Cette nouvelle consommation capillaire a généré un trafic. Des cheveux viennent d’Inde, du Brésil entre autres pays. Puis, ils sont revendus par des grossistes. « Je vends des cheveux naturels, tissages brésiliens et greffages synthétiques et j’ai beaucoup de clientes. Vous savez, les femmes d’aujourd’hui sont indépendantes. Elles travaillent et gagnent durement leur argent. Donc elles peuvent se permettre d’acheter des cheveux naturels et de prendre soin d’elles », défend Issakha Fall, vendeur au marché Hlm.
Dans la palette d’accessoires du corps (faux cils, faux ongles....), les cheveux tiennent une place à part. Et maintiennent la barre placée très haut. En fait, chez les femmes, les cheveux sont restés une véritable arme de séduction. La beauté, la brillance, parfois la couleur, jouent un rôle essentiel. « Il ne faut pas oublier toute la sensualité d’un geste : écarter une mèche, passer nonchalamment sa main dans ses cheveux, c’est tellement doux et attirant. C’est pourquoi je dépense tout mon argent pour avoir une belle coiffure. J’aime attirer les regards, surtout ceux des hommes. Et sans mes longs cheveux, ce n’est pas possible », assume Maria Ndiaye.

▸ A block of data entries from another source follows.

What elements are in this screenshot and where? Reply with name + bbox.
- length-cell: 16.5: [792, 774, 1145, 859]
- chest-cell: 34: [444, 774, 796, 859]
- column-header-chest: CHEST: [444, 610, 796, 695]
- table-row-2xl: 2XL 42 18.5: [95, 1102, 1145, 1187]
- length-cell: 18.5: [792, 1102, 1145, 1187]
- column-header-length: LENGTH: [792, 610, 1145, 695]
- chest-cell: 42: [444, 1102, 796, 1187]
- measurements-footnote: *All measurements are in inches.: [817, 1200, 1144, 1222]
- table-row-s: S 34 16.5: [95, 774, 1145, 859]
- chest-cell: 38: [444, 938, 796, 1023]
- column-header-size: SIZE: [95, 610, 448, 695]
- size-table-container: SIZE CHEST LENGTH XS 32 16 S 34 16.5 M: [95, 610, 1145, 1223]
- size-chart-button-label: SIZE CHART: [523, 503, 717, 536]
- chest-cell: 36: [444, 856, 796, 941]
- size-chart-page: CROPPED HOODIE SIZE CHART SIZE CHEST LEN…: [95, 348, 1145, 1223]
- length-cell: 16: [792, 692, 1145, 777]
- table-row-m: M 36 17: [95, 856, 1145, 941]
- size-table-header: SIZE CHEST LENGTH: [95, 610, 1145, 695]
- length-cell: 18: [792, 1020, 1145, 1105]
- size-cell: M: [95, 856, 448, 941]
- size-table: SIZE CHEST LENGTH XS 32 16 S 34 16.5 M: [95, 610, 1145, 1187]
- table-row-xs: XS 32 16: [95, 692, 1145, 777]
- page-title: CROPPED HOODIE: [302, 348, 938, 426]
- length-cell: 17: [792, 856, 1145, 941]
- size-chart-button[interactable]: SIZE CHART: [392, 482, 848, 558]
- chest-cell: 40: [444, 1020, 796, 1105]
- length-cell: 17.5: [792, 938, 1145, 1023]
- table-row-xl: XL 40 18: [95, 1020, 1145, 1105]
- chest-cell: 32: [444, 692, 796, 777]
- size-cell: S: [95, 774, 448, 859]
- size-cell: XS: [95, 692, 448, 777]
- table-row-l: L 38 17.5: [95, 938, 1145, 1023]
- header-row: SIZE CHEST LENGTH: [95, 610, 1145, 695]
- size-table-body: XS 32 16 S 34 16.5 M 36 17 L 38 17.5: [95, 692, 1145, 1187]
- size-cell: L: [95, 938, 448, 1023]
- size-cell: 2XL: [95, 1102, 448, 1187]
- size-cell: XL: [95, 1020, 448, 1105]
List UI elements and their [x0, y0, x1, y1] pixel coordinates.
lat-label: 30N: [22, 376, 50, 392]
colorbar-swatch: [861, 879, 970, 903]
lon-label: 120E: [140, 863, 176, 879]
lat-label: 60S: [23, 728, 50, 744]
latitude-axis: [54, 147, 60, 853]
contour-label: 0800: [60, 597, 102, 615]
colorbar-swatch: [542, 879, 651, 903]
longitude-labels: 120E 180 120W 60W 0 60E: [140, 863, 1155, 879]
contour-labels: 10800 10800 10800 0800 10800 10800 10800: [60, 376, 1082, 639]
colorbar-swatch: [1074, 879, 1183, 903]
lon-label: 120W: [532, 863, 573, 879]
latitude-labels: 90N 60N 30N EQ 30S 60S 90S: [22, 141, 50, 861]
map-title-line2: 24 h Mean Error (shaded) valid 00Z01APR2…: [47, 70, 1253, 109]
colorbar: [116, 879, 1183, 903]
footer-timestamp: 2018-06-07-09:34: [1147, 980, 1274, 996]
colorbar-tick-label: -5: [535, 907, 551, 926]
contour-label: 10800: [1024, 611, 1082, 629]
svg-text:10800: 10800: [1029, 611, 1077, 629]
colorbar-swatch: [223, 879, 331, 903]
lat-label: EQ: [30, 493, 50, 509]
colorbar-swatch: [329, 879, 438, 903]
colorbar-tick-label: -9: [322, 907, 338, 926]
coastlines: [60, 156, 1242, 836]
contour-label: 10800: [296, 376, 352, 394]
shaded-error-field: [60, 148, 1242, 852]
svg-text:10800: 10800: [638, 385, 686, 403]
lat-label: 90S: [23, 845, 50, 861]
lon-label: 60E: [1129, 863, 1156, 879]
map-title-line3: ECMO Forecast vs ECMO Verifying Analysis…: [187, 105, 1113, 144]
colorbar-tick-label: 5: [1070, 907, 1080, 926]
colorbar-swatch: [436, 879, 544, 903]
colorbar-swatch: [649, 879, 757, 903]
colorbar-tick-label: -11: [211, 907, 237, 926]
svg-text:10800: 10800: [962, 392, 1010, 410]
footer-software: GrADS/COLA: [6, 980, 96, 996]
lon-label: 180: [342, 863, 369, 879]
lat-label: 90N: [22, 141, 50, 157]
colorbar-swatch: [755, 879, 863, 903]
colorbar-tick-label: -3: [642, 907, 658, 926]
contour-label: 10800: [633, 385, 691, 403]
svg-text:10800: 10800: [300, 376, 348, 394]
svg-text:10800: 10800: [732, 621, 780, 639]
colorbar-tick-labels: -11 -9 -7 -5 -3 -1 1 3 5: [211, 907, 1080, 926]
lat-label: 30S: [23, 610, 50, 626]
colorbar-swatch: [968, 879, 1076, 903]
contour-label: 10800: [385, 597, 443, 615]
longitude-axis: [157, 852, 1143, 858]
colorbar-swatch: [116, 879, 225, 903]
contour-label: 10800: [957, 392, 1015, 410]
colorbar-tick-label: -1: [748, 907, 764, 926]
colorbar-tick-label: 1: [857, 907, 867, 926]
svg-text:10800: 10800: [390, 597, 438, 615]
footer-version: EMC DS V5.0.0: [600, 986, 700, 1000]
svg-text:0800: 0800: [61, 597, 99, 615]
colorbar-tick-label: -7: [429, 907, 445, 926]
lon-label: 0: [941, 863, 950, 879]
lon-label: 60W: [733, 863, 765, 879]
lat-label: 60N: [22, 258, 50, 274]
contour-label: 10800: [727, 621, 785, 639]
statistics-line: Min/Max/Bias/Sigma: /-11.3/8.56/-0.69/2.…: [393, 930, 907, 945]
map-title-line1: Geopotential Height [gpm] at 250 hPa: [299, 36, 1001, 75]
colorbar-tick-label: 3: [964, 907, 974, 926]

Même son de cloche chez Fanta Diouf, une belle Sérère aux « cheveux de sirènes ». « Porter de faux cheveux permet non seulement d’avoir de belles longueurs, mais aussi une crinière de rêve. Je ne me vois pas mettre des nattes comme à l’époque de grand-mère. C’est révolue cela. « Damay défar ba mou bakhe ! Et les hommes aiment bien nous voir en beauté», assène-t-elle.